Medical Marijuana's Claimed Contribution to Climate Change

An article in the San Francisco Business Journal links medical marijuana to climate change, via the energy costs of the crops.
People growing marijuana indoors use 1 percent of the U.S. electricity supply, and they create 17 million metric tons of carbon dioxide every year (not counting the smoke exhaled) according to a report by Evan Mills, an energy analyst at Lawrence Berkeley National Laboratory.

After medical pot use was made legal in California in 1996, Mills says, per-person residential electricity use in Humboldt County jumped 50 percent compared to other parts of the state.

In order to produce some 17,000 metric tons of marijuana this year, Mills estimates authorized growers will use $5 billion worth of energy. That works out to the output of seven big electric power plants.
Seven? 

But since Colorado also permits medical marijuana, I am waiting for one of the many clinics advertising in the Colorado Springs Independent, for example, to trumpet their "solar-powered MMJ."

(Via Ann Althouse.)

August 25, 2007

A Very Scary Thing in the West

High County News, the environmental news magazine, was started by an environmentally concerned Wyoming rancher. I myself have been a subscriber off and on since those Wyoming days.

In the 1980s, Eastern transplants Ed and Betsy Marston took over. It is sort of telling that I once heard Betsy admit that prior to moving to Colorado's Western Slope as a middle-aged woman, she had never driven on a gravel road.

HCN continued to provide a kind of environmental coverage that you do not find in any Western newspaper--not The Denver Post or any of the other big one.

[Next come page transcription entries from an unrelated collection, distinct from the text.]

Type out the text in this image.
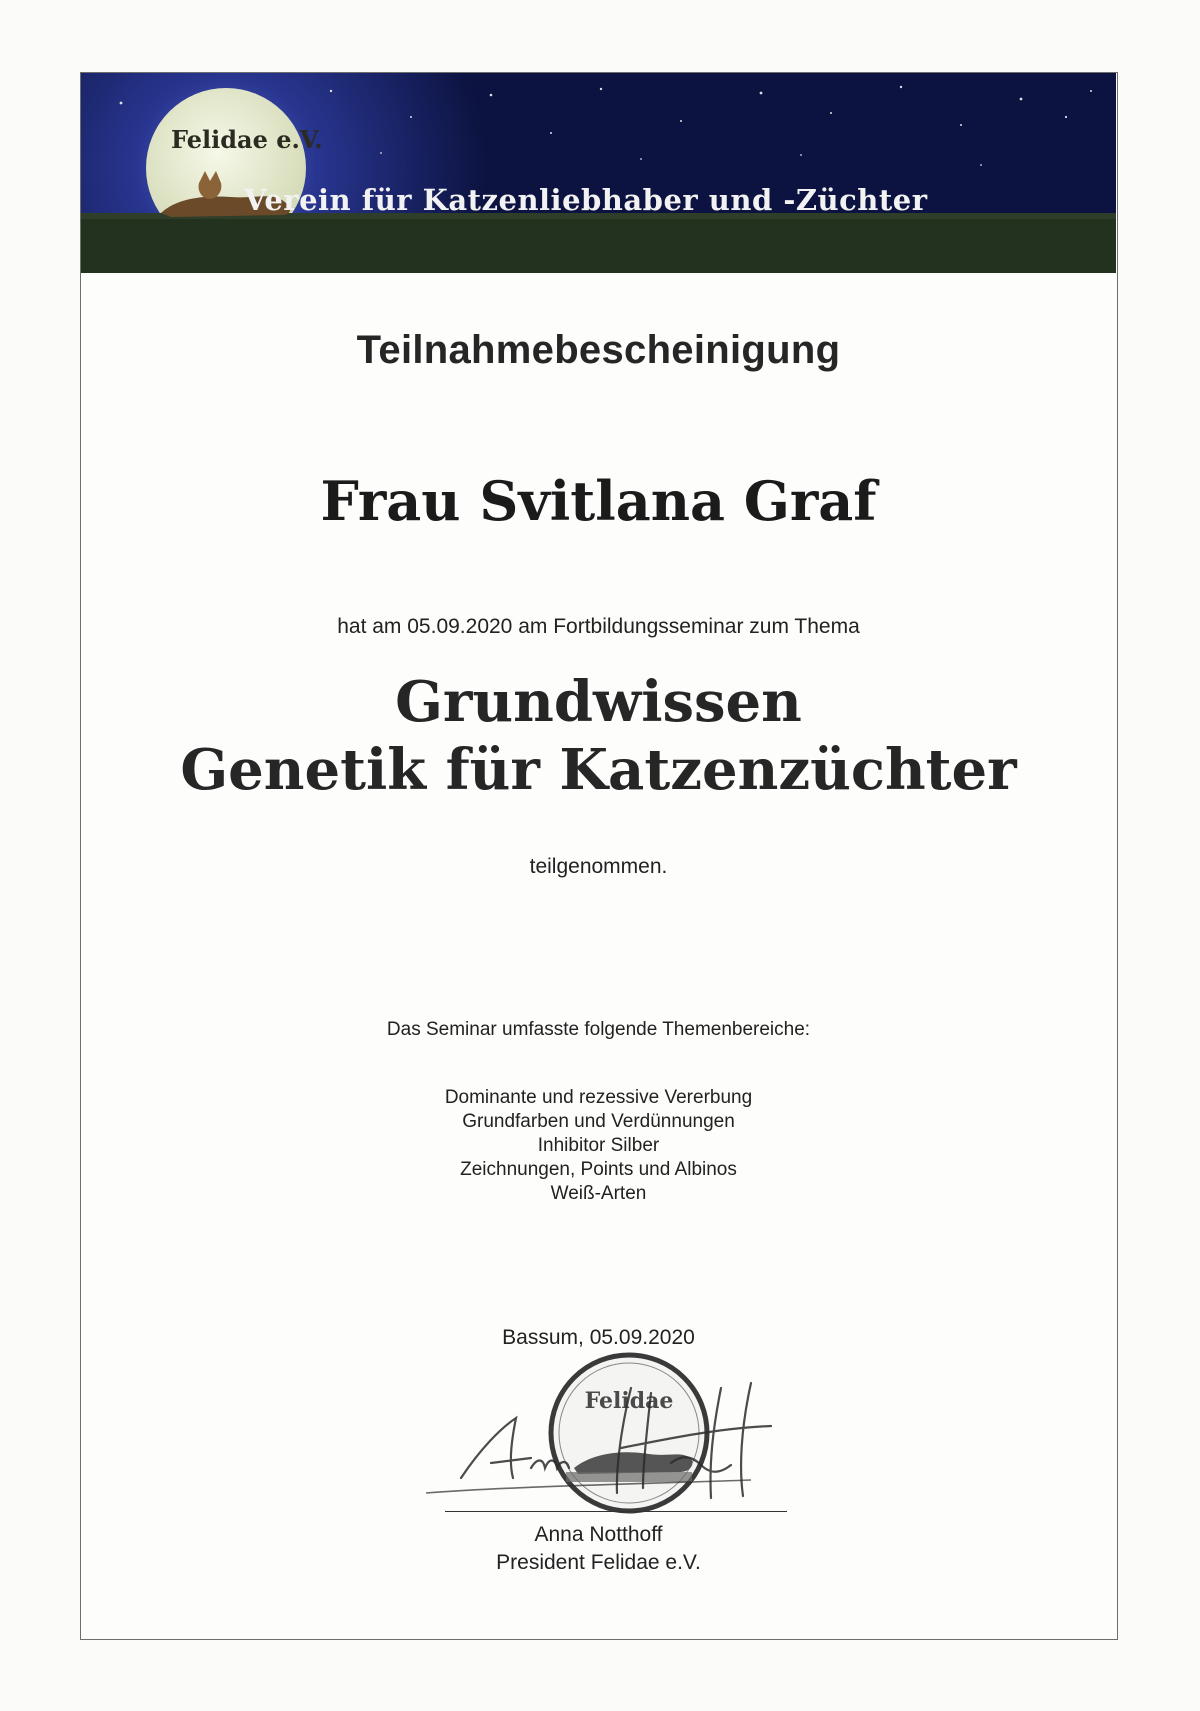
Felidae e.V.
Verein für Katzenliebhaber und -Züchter
Teilnahmebescheinigung
Frau Svitlana Graf
hat am 05.09.2020 am Fortbildungsseminar zum Thema
Grundwissen
Genetik für Katzenzüchter
teilgenommen.
Das Seminar umfasste folgende Themenbereiche:
Dominante und rezessive Vererbung
Grundfarben und Verdünnungen
Inhibitor Silber
Zeichnungen, Points und Albinos
Weiß-Arten
Bassum, 05.09.2020
Felidae
Anna Notthoff
President Felidae e.V.
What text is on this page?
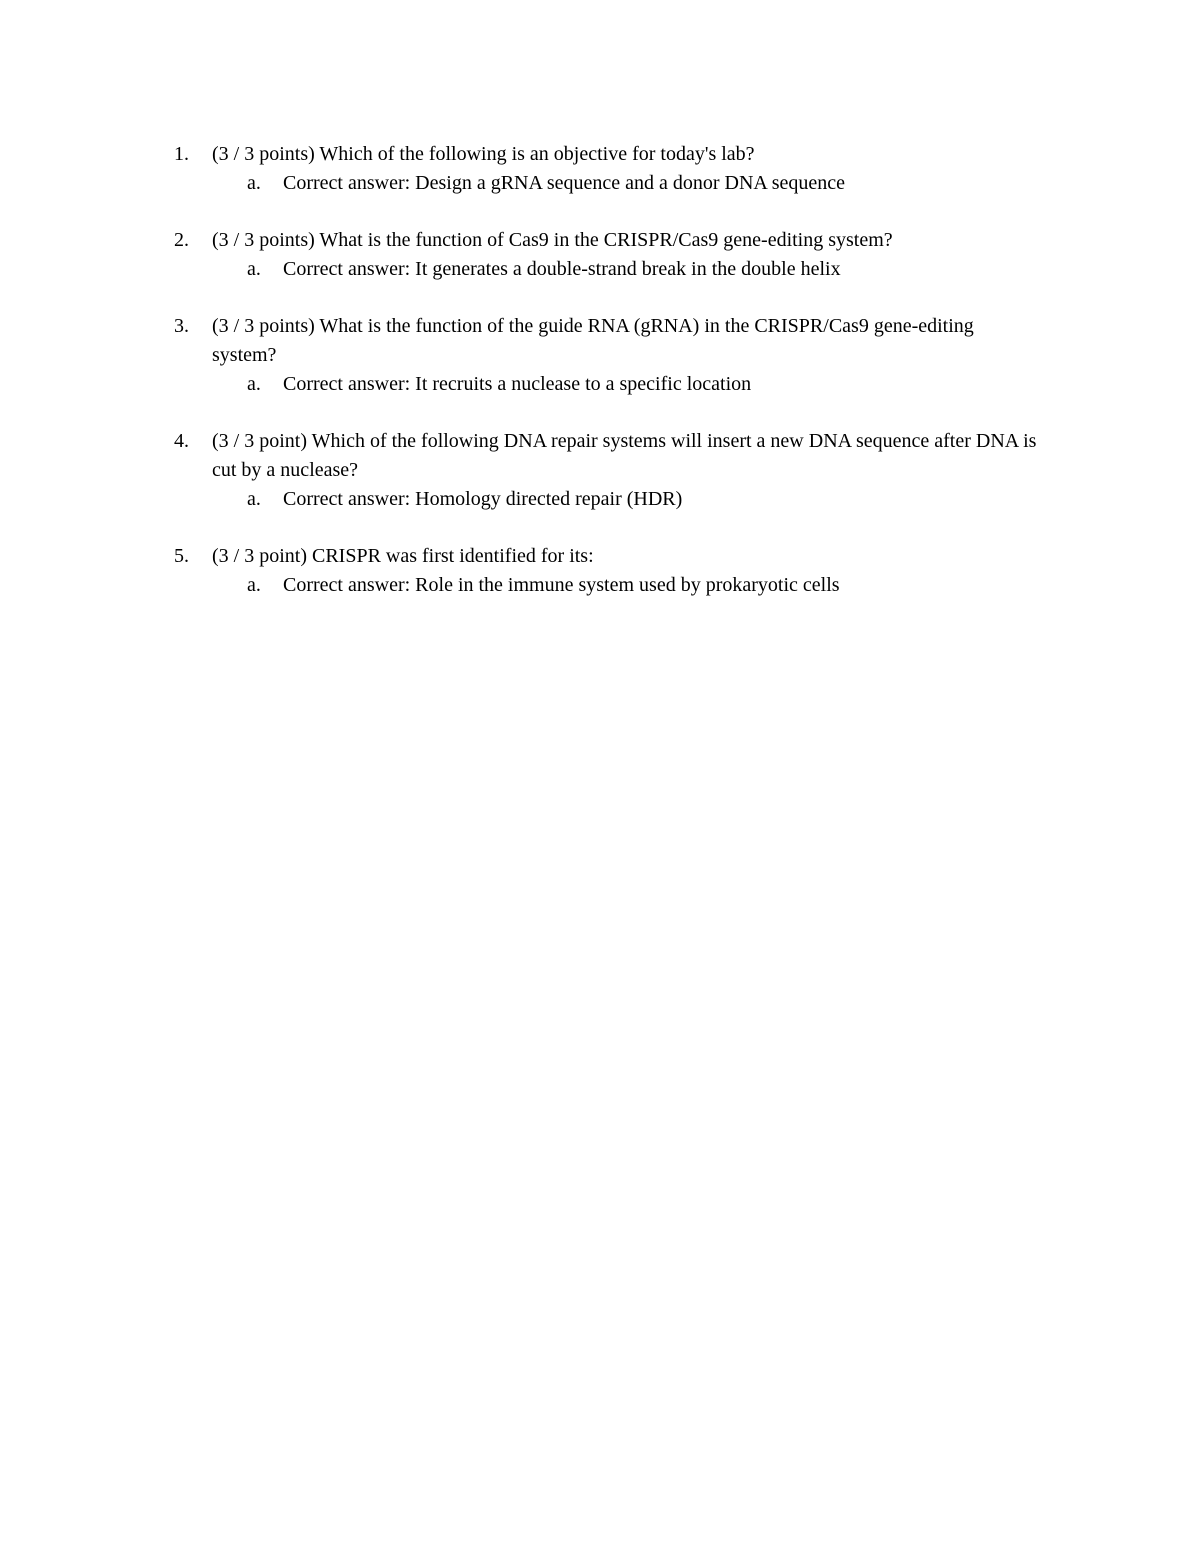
1.	(3 / 3 points) Which of the following is an objective for today's lab?
a. Correct answer: Design a gRNA sequence and a donor DNA sequence
2.	(3 / 3 points) What is the function of Cas9 in the CRISPR/Cas9 gene-editing system?
a. Correct answer: It generates a double-strand break in the double helix
3.	(3 / 3 points) What is the function of the guide RNA (gRNA) in the CRISPR/Cas9 gene-editing system?
a. Correct answer: It recruits a nuclease to a specific location
4.	(3 / 3 point) Which of the following DNA repair systems will insert a new DNA sequence after DNA is cut by a nuclease?
a. Correct answer: Homology directed repair (HDR)
5.	(3 / 3 point) CRISPR was first identified for its:
a. Correct answer: Role in the immune system used by prokaryotic cells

But there were some holes in the Marstons' editorial viewpoints. For one thing, they just did not "get" wildlife-related stories unless they were presented in simplistic ways with Good Guys and Bad Guys. You know: endangered species good, all ranchers bad.

I sold a few stories to HCN in the late 1980s and early 1990s, but I never felt like I could produce the Good Guys/Bad Guys writing that they wanted.

Now HCN is trying to be cultural. In a recent issue, writer Ray Ring Viewed With Alarm the fact that (news flash) Westerners own guns. (Then why are some of the best gun bloggers in Tennessee?)

To support his view that this is a Very Scary Thing, Ring talks to few gun owners. That would be too obvious. He might learn that Americans (not just Westerners) own firearms for several reasons (in no particular order):

1. For self defense, a natural human right
2. For hunting
3. For target shooting, a test of mind and body
4. For collecting interesting human artifacts with historical associations of one kind or another.

For instance, he turns to experts whose ideology supports the thesis of Scariness:

In a phone interview, Professor Burbick says the gun-rights movement began not only in reaction to gun laws, but also as a reflection of white men’s anxiety about the civil rights movement

Had he wanted to do actual historical research, he might have turned, for example, to the work of Stephen P. Halbrook, a black legal scholar who points out in his book That Every Man Be Armed an interesting fact: Many early gun-control laws were directed at freed slaves, lest they defend themselves in the post-Civil War South.

But Halbrook's book was published by the University of New Mexico Press, located in Albuquerque, hence Westerners, and hence in Ring's view probably Fascinated With Firearms.

As someone who teaches 19th-century American literature, Joan Burbick's historical horizon ought to extend to the 1870s, but maybe not.

Being a longtime HCN reader, I hate to see it turn into an anemic imitation of The New York Times Magazine with all that publication's ideological blinders. That is probably not what Tom Bell had in mind.

If Ring's article is HCN's take on cultural reporting, you are better off with Mountain Gazette.

December 12, 2006

I got The Goat

Added to the blogroll under "Southwesterners" -- The Goat, news blog of High Country News.

Based in Paonia, Colorado, HCN is really an indispensible news source for the entire Mountain West.